We're trying to use a MCF5475 for some high speed data logging, so we tried doing a bit of a benchmark using a simple app and an oscilloscope and we're getting performance signficantly below that which we were expecting for a 266MHz/410MIPs processor.
As a basic test I wrote a simple application which basically was just a simple loop (important bits detailed below):
typedef struct { uint32 value; unsigned char status; }test_struct;
spy_struct source; spy_struct destination;
while (1) { for (temp_loop = 0; temp_loop < 1000; temp_loop++) { memcpy(&destination, &source, sizeof(test_struct)); memcpy(&source, &source, sizeof(test_struct)); }
// Set output to match (high) MCF_GPIO_PODR_DSPI |= MCF_GPIO_PODR_DSPI_PODR_DSPI2;
// Set output to match (low) MCF_GPIO_PODR_DSPI &= ~MCF_GPIO_PODR_DSPI_PODR_DSPI2; }
Basically we're looping 1000 times, each time copying about 5 bytes of memory using memcpy (provided from Freescale sample code).

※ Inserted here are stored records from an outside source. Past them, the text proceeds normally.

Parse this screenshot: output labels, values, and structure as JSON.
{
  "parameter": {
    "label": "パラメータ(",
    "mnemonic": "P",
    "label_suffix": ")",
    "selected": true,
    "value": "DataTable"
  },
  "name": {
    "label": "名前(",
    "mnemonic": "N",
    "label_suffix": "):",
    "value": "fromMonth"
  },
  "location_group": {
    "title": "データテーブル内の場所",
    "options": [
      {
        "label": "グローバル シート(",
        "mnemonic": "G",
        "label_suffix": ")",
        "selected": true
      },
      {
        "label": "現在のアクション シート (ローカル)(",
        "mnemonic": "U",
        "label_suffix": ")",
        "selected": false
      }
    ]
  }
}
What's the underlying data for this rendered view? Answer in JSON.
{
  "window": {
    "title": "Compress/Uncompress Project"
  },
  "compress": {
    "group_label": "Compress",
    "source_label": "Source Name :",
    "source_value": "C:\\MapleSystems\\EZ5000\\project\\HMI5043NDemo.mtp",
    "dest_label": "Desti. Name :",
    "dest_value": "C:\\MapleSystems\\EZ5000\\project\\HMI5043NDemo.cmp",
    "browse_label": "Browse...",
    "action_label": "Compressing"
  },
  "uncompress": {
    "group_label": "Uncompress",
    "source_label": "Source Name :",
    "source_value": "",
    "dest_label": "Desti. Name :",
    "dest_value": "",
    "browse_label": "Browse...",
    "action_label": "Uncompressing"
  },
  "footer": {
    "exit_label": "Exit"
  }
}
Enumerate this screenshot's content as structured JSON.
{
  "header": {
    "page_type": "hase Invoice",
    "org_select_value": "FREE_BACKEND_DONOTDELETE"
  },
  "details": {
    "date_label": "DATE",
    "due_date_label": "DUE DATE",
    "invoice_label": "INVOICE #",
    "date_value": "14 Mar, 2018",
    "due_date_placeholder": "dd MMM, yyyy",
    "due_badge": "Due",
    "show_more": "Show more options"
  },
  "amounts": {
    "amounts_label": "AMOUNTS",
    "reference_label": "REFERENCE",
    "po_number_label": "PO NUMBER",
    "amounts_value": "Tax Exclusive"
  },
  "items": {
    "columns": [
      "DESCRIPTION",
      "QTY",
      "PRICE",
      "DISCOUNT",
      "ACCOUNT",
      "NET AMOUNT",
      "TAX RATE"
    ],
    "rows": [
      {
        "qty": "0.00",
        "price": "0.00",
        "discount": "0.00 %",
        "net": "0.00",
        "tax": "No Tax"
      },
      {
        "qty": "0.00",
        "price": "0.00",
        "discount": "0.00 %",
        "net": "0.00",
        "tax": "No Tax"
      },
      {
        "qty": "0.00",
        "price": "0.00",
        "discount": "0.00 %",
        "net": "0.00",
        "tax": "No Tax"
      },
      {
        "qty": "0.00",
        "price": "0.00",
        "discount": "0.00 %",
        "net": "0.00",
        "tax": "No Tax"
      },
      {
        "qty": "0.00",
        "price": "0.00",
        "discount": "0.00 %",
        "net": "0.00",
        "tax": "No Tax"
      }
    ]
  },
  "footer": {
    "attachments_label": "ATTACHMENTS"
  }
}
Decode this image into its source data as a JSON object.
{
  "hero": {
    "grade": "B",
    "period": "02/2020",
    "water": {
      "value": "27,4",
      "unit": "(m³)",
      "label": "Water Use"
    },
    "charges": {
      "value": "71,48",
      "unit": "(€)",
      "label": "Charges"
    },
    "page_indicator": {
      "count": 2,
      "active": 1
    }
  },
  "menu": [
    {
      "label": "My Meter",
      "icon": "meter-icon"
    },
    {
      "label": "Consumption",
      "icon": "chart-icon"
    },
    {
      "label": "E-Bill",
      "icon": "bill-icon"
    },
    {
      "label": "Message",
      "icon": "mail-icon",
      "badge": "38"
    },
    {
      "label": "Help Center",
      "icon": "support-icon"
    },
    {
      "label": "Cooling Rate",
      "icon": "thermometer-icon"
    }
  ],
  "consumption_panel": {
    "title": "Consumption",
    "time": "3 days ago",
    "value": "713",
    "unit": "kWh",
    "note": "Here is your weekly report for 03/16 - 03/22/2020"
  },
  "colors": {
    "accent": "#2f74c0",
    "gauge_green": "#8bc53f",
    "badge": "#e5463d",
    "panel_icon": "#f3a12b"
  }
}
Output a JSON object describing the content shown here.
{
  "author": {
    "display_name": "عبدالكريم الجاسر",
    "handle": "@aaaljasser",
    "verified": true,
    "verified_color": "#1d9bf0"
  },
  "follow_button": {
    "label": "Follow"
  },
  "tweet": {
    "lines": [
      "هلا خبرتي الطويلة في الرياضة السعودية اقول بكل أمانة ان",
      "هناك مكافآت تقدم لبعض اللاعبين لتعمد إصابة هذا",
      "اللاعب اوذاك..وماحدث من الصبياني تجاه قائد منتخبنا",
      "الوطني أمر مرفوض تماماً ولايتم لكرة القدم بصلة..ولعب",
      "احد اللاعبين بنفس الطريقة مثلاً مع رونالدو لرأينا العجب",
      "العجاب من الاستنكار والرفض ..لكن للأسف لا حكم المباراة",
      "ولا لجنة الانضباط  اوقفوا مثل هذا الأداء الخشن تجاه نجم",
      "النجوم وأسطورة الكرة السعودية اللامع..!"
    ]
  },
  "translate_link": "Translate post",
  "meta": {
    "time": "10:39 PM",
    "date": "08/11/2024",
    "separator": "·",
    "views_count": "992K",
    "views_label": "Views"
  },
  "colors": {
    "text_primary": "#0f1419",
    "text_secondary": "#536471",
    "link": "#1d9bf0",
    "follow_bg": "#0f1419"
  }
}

At the end of that loop we set some GPIO pins high and then low again and repeat the loop. We then use the oscilloscope to measure the time it takes between each GPIO toggle.
We're seeing that it's taking:
a.) 1.5ms to do the whole process if we don't have any memcpy in the loop (just an empty for loop). b.) 15ms to do the whole process if we have 1 memcpy in there c.) 28ms to do the whole process with 2 memcpys in there.
Using a debugger, it appears that one cycle of the loop with a single memcpy takes about 60 instructions.
The difference between the empty loop and the 1 memcpy loop is about
13.5ms (for 1000 iterations). So that's 13.5us for 60 instructions which works out to be 4,440,000 instructions per second - 4MIPs.Any idea of the factor of 100 difference between the value in the specs (410MIPs) and our example. I realise that each benchmark is different - but an order of 100?
Thanks